Chi soffre di stitichezza in maniera cronica molto spesso è una persona che si è creata attorno a sé un guscio.
Di solito è una persona riservata, che tende a non parlare molto delle proprie emozioni e dei propri tormenti, tende piuttosto a lasciar parlare gli altri.
Se invece parla di sé, ha una grande abilità nel non svelarsi mai troppo e nell’evitare l’intimità emotiva.
Sembra che parli di sé, ma in realtà non sta mostrando una parte di sé profonda, non è abituato a farlo.
La persona non si concede mai completamente, sentendosi indipendente dagli altri.

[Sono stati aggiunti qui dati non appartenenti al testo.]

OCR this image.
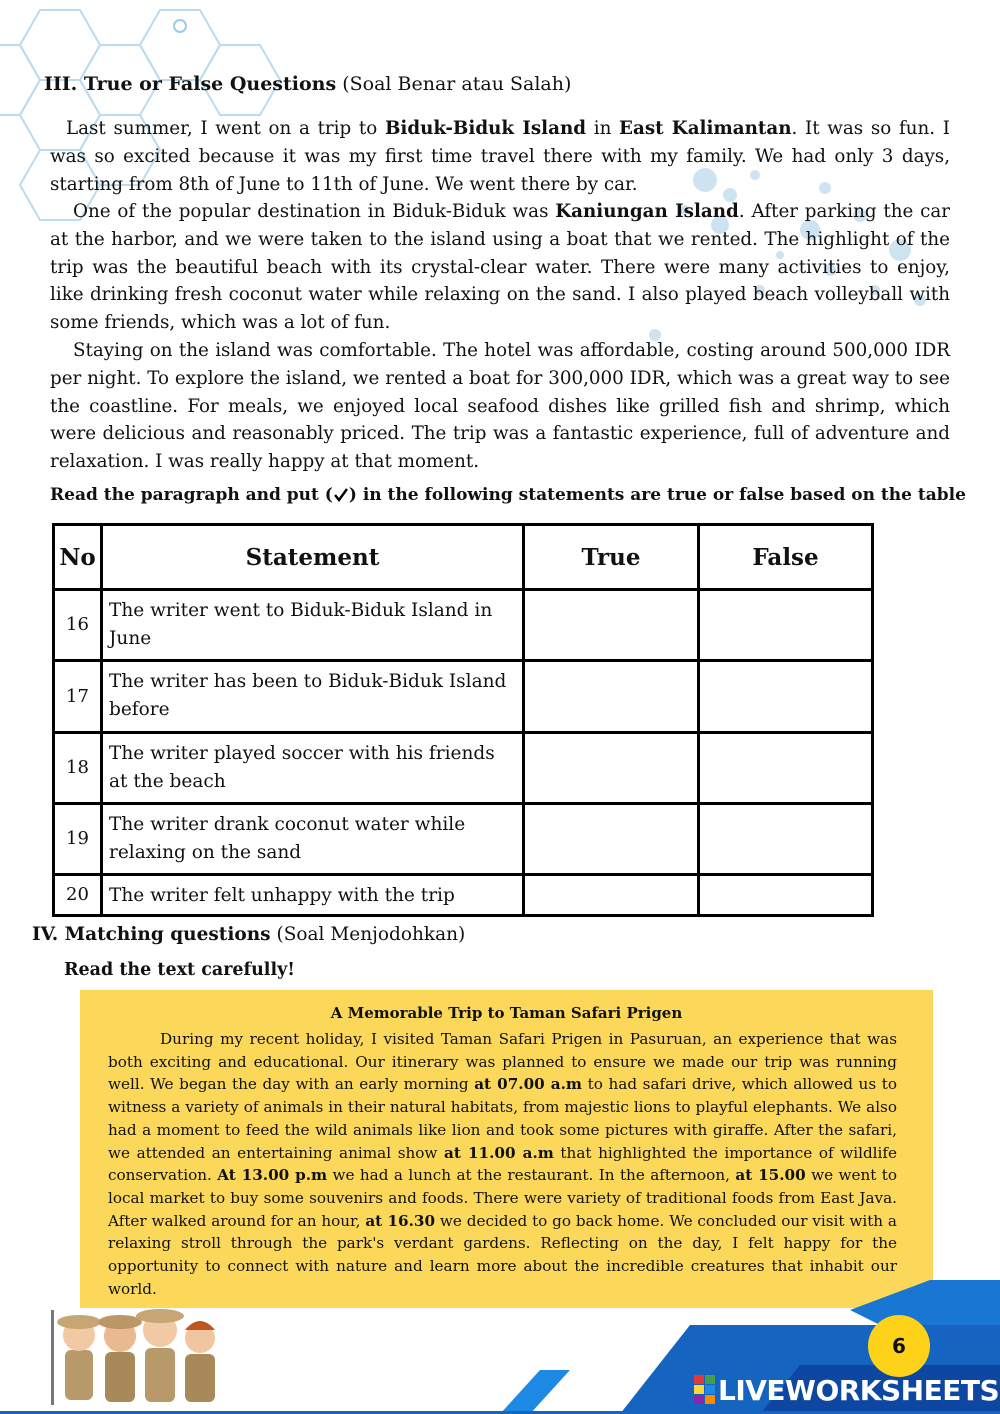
III. True or False Questions (Soal Benar atau Salah)

Last summer, I went on a trip to Biduk-Biduk Island in East Kalimantan. It was so fun. I was so excited because it was my first time travel there with my family. We had only 3 days, starting from 8th of June to 11th of June. We went there by car.

One of the popular destination in Biduk-Biduk was Kaniungan Island. After parking the car at the harbor, and we were taken to the island using a boat that we rented. The highlight of the trip was the beautiful beach with its crystal-clear water. There were many activities to enjoy, like drinking fresh coconut water while relaxing on the sand. I also played beach volleyball with some friends, which was a lot of fun.

Staying on the island was comfortable. The hotel was affordable, costing around 500,000 IDR per night. To explore the island, we rented a boat for 300,000 IDR, which was a great way to see the coastline. For meals, we enjoyed local seafood dishes like grilled fish and shrimp, which were delicious and reasonably priced. The trip was a fantastic experience, full of adventure and relaxation. I was really happy at that moment.

Read the paragraph and put ( ) in the following statements are true or false based on the table

No	Statement	True	False
16	The writer went to Biduk-Biduk Island in June		
17	The writer has been to Biduk-Biduk Island before		
18	The writer played soccer with his friends at the beach		
19	The writer drank coconut water while relaxing on the sand		
20	The writer felt unhappy with the trip		

IV. Matching questions (Soal Menjodohkan)

Read the text carefully!

A Memorable Trip to Taman Safari Prigen

During my recent holiday, I visited Taman Safari Prigen in Pasuruan, an experience that was both exciting and educational. Our itinerary was planned to ensure we made our trip was running well. We began the day with an early morning at 07.00 a.m to had safari drive, which allowed us to witness a variety of animals in their natural habitats, from majestic lions to playful elephants. We also had a moment to feed the wild animals like lion and took some pictures with giraffe. After the safari, we attended an entertaining animal show at 11.00 a.m that highlighted the importance of wildlife conservation. At 13.00 p.m we had a lunch at the restaurant. In the afternoon, at 15.00 we went to local market to buy some souvenirs and foods. There were variety of traditional foods from East Java. After walked around for an hour, at 16.30 we decided to go back home. We concluded our visit with a relaxing stroll through the park's verdant gardens. Reflecting on the day, I felt happy for the opportunity to connect with nature and learn more about the incredible creatures that inhabit our world.

6
LIVEWORKSHEETS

Ma, a volte, l’indipendenza può diventare distacco emotivo da chi abbiamo vicino. Inconsciamente, si crea una separazione. Amore è intimità, è necessario lasciarsi andare, non trattenersi.
La stipsi può essere cronica oppure comparire in un momento ben specifico della nostra vita: di solito si tratta di una situazione in cui l’individuo si è sentito minacciato dall’esterno, forse per via di un grande cambiamento che vorrebbe evitare, oppure perché si è sentito invaso.
A livello analogico la stipsi corrisponde al “trattenere”. L’intestino ha la funzione di filtrare quello che è utile al nostro organismo e di lasciare andare ciò che invece è superfluo.
Così come nella colite abbiamo visto che c’è l’allontanamento da una parte di sé che non si accetta, così nella stipsi c’è una chiusura verso il mondo esterno a scopo protettivo.
Potrebbe aver ricevuto in passato critiche e accuse da parte di qualcuno, magari crescendo con una figura genitoriale critica e autoritaria. Oppure potrebbe aver vissuto con una figura genitoriale che lo faceva sentire in colpa per le sue emozioni e per le sue necessità.
Ad ogni modo sente la necessità di proteggersi dai giudizi e dalle critiche altrui, c’è una chiusura per proteggere una parte di sé che viene percepita come vulnerabile.